Elizabeth suffered stress and emotional problems at the time of the dissolution. She had been hospitalized for alcohol-related problems. She remains an alcohol-dependent person.

At the time of the dissolution she was living in a duplex, paying $140 per month rent. She now is living in an apartment paying $199 per month rent. Under the terms of the decree Richard was given the right to possess the parties home pending its sale. After the home was sold in 1982, he purchased another home and is making house payments of $250 per month. Richard remarried in 1983 and his wife, Cheryl, is a supervisor at the health center. Her annual gross wages average over $10,000.

We consider the language of this decree a relevant factor. In Schlenker, we suggested that the unknown earning potential of a spouse would properly be considered in determining if an extension of alimony was justified. See In re Marriage of Schlenker, 300 N.W.2d 164, 166 (Iowa 1981). The employment potential of Elizabeth was unknown at the time the dissolution decree was entered. Her income and earning capacity can now be established.

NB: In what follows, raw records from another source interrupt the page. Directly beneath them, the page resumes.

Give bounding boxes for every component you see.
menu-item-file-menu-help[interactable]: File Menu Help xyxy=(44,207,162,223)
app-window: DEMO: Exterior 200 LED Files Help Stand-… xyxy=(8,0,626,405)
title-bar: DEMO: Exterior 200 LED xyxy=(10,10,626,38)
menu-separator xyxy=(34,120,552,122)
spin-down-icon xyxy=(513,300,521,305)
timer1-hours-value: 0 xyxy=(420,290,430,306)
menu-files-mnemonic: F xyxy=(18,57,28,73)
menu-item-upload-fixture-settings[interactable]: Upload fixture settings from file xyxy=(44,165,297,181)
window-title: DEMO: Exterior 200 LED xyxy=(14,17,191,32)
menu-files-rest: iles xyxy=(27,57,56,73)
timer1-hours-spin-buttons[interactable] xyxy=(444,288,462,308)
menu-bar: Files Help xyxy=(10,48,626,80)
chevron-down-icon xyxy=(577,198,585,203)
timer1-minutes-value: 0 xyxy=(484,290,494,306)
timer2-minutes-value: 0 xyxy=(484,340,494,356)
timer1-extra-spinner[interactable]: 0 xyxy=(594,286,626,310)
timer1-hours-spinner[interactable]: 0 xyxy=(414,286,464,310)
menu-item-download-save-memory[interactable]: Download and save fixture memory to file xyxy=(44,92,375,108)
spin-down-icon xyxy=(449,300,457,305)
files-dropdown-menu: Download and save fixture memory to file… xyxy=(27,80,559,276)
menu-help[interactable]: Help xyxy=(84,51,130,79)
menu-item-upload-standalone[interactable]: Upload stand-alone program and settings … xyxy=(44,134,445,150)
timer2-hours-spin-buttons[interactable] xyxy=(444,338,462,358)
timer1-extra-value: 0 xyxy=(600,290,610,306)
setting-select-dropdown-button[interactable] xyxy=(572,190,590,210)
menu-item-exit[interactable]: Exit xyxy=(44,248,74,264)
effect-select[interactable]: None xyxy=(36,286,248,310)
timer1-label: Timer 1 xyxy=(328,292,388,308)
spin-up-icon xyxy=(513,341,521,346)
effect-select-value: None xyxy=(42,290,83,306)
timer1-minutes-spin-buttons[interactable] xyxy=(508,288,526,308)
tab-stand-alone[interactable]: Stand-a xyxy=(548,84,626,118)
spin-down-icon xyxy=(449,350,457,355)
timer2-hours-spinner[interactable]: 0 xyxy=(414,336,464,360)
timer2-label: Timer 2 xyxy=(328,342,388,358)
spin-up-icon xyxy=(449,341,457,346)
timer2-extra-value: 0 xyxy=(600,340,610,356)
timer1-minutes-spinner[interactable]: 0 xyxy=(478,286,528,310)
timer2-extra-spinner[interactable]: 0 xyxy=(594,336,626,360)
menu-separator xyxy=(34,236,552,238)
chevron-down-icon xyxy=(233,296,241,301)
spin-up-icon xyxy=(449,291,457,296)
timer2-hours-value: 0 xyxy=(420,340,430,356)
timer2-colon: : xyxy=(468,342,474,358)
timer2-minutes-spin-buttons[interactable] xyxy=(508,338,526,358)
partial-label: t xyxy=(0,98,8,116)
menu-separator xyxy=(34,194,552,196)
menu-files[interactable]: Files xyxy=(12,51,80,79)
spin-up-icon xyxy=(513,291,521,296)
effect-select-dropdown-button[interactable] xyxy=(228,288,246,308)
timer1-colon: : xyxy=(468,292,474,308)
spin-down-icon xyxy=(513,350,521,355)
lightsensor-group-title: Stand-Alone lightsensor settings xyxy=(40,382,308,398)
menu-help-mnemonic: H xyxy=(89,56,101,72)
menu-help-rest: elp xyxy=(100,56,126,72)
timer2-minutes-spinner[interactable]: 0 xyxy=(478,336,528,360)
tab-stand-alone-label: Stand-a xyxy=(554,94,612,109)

When we consider all of the circumstances, including Elizabeth's needs and Richard's ability to provide support, we find it equitable and just that the decree be modified as provided by the trial court. Because Elizabeth did not cross-appeal from the district court order we cannot now consider awarding an increase in the amount of alimony. See Sandler v. Sandler, 258 Iowa 84, 86-87, 137 N.W.2d 591, 592 (1965).

V. Appellate Attorney Fees.

In a proceeding to modify a dissolution decree the court may award reasonable attorney fees. In evaluating Elizabeth's request for $1110 attorney fees on appeal, we consider both the needs of the party making the request and the ability of the other party to pay. We conclude that a reasonable allowance should be made and hereby ordered that Richard pay $750 of the attorney fees incurred by Elizabeth on appeal in this case and the costs of appeal.

DECISION OF COURT OF APPEALS VACATED; DISTRICT COURT JUDGMENT AFFIRMED.

All Justices concur except CARTER, J., who concurs specially.

CARTER, Justice, (concurring specially).

I concur in the result which the court reaches. I believe, however, that the language of the original decree was sufficient to permit the court to later review the alimony issue without requiring Elizabeth to show a substantial change of circumstances.